United Artists Releasing

While Patrizia becomes ever more reliant on the ridiculous (though based on a real person) medium/con woman Giuseppina Auriemma (Salma Hayek) for advice and insinuates herself into the Gucci families’ wheelings and dealings, Maurizio catches on to her manipulations and suddenly grows cold, treating Patrizia like yesterday’s news as he reunites with his jet-setting friends, in particular Paola Franchi (Camille Cottin), a sophisticated and glamorous blonde who is everything Patrizia pretends to be. Left literally standing on the sidewalk, shut out of her former home, Patrizia resorts to drastic measures, as Giuseppina introduces her to a couple of third-rate hitmen who agree to take out Maurizio. On a spring morning in 1995, Maurizio Gucci was heading into his Milan office when he was gunned down. “House of Gucci” addresses the crime and the subsequent trial of Patrizia, Giuseppina et al., as almost an epilogue to the story — rushing through those shocking events after taking forever to get us there.

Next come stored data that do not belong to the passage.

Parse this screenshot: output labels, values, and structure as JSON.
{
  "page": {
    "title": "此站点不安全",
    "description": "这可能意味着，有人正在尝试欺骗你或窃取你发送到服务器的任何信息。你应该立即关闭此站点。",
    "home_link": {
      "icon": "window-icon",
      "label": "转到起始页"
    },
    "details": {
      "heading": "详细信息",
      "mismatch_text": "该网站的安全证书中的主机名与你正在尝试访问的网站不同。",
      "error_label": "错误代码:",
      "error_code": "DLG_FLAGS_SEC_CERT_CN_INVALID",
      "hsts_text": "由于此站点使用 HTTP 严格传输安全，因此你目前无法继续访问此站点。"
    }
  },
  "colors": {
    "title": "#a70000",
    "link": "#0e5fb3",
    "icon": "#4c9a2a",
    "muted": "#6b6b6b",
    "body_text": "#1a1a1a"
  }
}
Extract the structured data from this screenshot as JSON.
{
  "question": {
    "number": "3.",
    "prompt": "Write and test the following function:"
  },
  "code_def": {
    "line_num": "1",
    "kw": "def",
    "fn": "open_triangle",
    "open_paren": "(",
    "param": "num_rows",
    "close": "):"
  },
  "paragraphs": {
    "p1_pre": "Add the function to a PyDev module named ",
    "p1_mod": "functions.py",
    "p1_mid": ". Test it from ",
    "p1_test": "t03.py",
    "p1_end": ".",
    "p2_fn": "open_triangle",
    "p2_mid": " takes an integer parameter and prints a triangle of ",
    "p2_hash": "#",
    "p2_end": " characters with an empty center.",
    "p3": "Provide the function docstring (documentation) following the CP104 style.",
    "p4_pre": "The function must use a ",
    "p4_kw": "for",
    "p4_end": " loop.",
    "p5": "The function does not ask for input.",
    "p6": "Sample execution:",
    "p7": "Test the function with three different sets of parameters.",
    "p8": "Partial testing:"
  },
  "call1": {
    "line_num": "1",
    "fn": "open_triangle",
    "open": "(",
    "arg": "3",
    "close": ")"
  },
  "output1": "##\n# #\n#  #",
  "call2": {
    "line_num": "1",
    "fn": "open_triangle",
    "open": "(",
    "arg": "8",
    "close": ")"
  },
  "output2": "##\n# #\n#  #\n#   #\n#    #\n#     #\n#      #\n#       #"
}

At times this film pops with lavish, period-piece sequences in settings such as Rome, Florence, Milan, Lake Como and in the mountain resort of Gressoney-Saint-Jean, or when we see a groundbreaking fashion show after Tom Ford joins the Gucci label and makes it relevant and happening. Adam Driver (who has now played a French squire and an Italian fashion heir in consecutive Ridley Scott movies) and Lady Gaga have legit chemistry together, and it’s still a kick to see Al Pacino roaring like a lion in winter. But Hayek and Irons are playing cardboard-thin characters, Leto flounders about as if he’s in a movie all his own, and “House of Gucci” feels coldly calculating when it should have been flush and warm with scandalous sensationalism.